Saif al-Gaddafi
Saif al-Islam al-Gaddafi is accused of organizing a plan to use “any means necessary” to suppress the Libyan revolution together with his slain father. Reuters

The International Criminal Court opened a two-day hearing on Tuesday as to where Saif al-Gaddafi, the eldest son of deceased Libyan dictator Muammar Gaddafi, will stand trial for war crimes.

Gaddafi, 40, is charged with crimes against humanity. He has been held in the town of Zintan in the western mountains of Libya since his arrest in November 2011. Libyan authorities, and particularly the Zintan fighters, who are fiercely anti-Gaddafi, have refused to hand him over despite repeated requests from The Hague, the Telegraph said.

Libyan authorities assure that he will be given a fair trial, and have already “produced considerable results” from an investigation, Phillip Sands, a lawyer acting for the Libyan government, told the court today.

“There is a wide range of evidence that will constitute an indictment the same as that presented by the ICC's prosecutor," Sands said, according to the AFP.

“The government of Libya is committed to carrying out a fair trial for any ex-Gaddafi government official,” Ahmad Al-Jehani, another lawyer for the Libyan government, told the ICC.

“We will create a judicial system that is fair and this will prove our commitment to the rule of law,” but also insisted that Libya “needs more time” to put up a fair trial.

“Swift justice does not allow for due process,” al-Jehani said.

Gaddafi’s trial had already been postponed in September by five months in order to incorporate possible testimony from former Libyan intelligence chief Abdullah al-Senussi.

Defense lawyers for Gaddafi submitted a written filing requesting that he be tried in The Hague, where he cannot face the death penalty if found guilty. They have cast doubts on whether Libya’s current legal system can give the son of the country’s erstwhile dictator a fair trial, AP said. Gaddafi’s lawyers are expected to argue heavily for letting The Hague court try him.

The court-appointed defense lawyer Melinda Taylor told reporters last July that she did not expect Libya to give Gaddafi a fair trial, Reuters said.

However, the lawyers might not have as much say as they wish. According to the Rome Statue upon which the International Criminal Court is founded, the ICC is meant to be “complementary to national criminal jurisdictions,” meaning that it can only exercise its authority if the host country is unwilling or unable to do so -- and only for countries that have either signed or ratified the Rome Statue, or for cases that have been referred from the U.N. Security Council.

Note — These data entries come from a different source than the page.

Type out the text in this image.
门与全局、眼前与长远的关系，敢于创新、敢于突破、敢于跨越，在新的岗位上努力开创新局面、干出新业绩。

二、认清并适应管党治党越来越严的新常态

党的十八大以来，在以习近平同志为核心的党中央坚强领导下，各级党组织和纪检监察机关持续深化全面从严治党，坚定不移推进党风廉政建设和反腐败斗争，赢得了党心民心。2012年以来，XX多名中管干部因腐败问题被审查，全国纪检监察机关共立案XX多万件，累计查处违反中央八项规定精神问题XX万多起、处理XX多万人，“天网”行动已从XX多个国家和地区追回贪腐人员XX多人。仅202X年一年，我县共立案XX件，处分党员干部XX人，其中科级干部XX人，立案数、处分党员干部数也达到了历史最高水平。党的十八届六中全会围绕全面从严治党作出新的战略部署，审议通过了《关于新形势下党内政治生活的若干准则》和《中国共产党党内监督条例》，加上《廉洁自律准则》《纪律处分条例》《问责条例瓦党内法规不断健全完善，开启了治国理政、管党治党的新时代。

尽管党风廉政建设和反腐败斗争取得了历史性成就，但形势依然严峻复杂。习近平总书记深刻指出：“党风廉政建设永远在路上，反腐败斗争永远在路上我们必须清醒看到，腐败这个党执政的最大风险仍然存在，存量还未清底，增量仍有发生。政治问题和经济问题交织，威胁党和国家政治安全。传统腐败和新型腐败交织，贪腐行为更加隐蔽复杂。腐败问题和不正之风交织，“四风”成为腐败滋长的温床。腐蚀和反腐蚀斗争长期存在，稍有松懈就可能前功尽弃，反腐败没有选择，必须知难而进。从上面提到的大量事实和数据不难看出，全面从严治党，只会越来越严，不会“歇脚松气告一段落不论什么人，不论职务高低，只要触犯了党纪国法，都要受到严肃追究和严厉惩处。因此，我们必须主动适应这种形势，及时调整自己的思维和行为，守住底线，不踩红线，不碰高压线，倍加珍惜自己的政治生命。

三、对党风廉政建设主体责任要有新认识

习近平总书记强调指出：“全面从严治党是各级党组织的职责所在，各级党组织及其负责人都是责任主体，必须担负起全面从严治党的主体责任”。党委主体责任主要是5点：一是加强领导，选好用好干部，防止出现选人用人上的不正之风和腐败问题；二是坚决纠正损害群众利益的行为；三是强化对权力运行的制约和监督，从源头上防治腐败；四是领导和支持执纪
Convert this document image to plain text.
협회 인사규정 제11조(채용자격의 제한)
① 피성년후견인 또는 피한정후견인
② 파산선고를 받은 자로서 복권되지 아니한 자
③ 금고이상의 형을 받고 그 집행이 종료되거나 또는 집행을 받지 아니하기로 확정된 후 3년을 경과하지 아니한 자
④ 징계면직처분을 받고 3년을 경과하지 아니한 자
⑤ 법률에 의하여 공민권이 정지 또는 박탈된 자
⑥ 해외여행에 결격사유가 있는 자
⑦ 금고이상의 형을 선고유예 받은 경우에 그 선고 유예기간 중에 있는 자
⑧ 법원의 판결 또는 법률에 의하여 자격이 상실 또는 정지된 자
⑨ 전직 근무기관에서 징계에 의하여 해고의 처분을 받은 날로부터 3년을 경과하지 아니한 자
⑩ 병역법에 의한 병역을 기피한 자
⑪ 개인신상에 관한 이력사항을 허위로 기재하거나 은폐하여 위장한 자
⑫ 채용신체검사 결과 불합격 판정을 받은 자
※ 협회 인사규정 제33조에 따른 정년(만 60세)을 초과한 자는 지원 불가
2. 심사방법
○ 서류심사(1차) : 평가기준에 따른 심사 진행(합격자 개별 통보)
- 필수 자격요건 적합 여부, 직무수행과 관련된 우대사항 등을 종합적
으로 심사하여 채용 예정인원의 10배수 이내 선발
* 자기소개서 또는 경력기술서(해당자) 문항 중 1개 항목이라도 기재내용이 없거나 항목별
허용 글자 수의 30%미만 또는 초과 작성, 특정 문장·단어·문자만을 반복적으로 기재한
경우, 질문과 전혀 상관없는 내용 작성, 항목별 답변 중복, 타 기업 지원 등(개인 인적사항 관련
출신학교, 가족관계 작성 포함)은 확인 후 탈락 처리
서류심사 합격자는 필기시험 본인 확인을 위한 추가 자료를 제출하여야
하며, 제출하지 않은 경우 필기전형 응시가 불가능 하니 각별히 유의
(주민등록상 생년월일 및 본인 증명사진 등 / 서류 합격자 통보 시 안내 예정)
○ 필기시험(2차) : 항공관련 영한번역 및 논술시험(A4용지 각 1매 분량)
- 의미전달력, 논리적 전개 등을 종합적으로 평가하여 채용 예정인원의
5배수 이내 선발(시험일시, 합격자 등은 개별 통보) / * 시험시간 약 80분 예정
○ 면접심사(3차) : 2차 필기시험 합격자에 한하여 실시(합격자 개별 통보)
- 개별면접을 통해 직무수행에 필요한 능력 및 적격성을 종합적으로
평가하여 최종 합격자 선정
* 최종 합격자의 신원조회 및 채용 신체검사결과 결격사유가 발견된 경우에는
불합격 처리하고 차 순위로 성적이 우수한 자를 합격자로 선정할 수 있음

Libya has not adopted the Rome Statute, and in fact voted against its adoption in July 1998. And it is certainly chomping at the bit to try Gaddafi. The question remains if they are able.

Musa Alkouni, a political analyst and former member of Libya’s National Transitional Council, told Al-Jazeera that not only is Libya equipped to try Gaddafi, but it would be a huge symbolic victory for the country to be able to try its former oppressors.

"The judicial system is back on track and slowly starting to try all the previous regime's figures, and they are a part of the regime and if one part is missing how can we trace other parts," he said. "So the trial of Saif is important to try all these people and groups as a whole."

But Frederick Wehrey, senior associate in the Middle East Program at the Carnegie Endowment for International Peace, wasn't convinced. "The dismissal of the Prime Minister has politicized everything," Wehrey told IBTimes, referring to yesterday's dismissal of the Libyan Prime Minister after a no-confidence vote. "The problem between the center and the periphery [political parties] is only going to be exacerbated, and trial has become a part of that struggle. My sense is this is not an opportune time for the trial."

Wehrey did say that if the cabinet were to reform, that could show the World that Libya was serious about jusice. "This would be an excellent way to display to the world that they're in the process of consolidating legitimacy," Wehrey said. "The country needs to move forward from there [the cabinet dissolving] and exercise their right to put him to trial."